# Anyone Want to Meet Up for CES?



## Patrick Bateman (Sep 11, 2006)

Is anyone here interested in meeting up at CES, and talking horns? I didn't want to post this in the 'regular' forum since there are probably dozens of people going this week, and a meetup would get a little out-of-hand if there were a lot of people.

But if anyone is interested in talking shop, let me know! I'll be there Thursday and Friday.


----------



## schmiddr2 (Aug 10, 2009)

^^^ One of the most informative people on horns. And bump.


----------



## brandont (Apr 22, 2005)

I am not currently running them, but i have always liked them and am going to CES. i am local so pm me


----------



## Eric Stevens (Dec 29, 2007)

Patrick 

I am heading up tomorrow and should have time to join in on the discussion.

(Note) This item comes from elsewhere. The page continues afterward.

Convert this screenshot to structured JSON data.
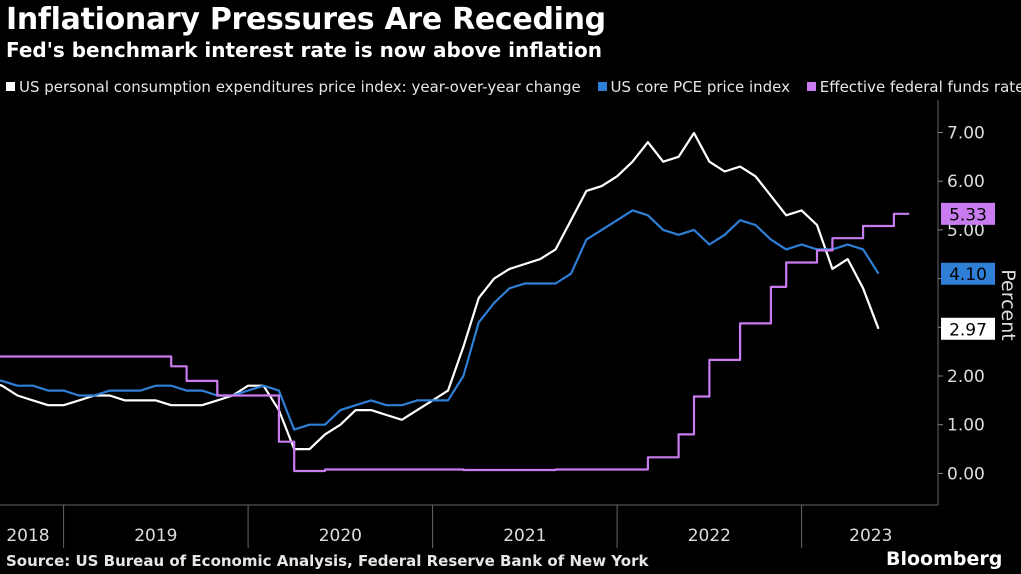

email is eric at ejsaudio dot com or my cell 310-869-4438

Eric


----------



## Patrick Bateman (Sep 11, 2006)

This CES has been a nightmare. I'm in Vegas as we speak, but I never even made it to the convention. I want to apologize for not following up sooner. Would've been great to meet up.


----------



## brandont (Apr 22, 2005)

I am local and was only able to for the first half of the second day; I feel your pain


----------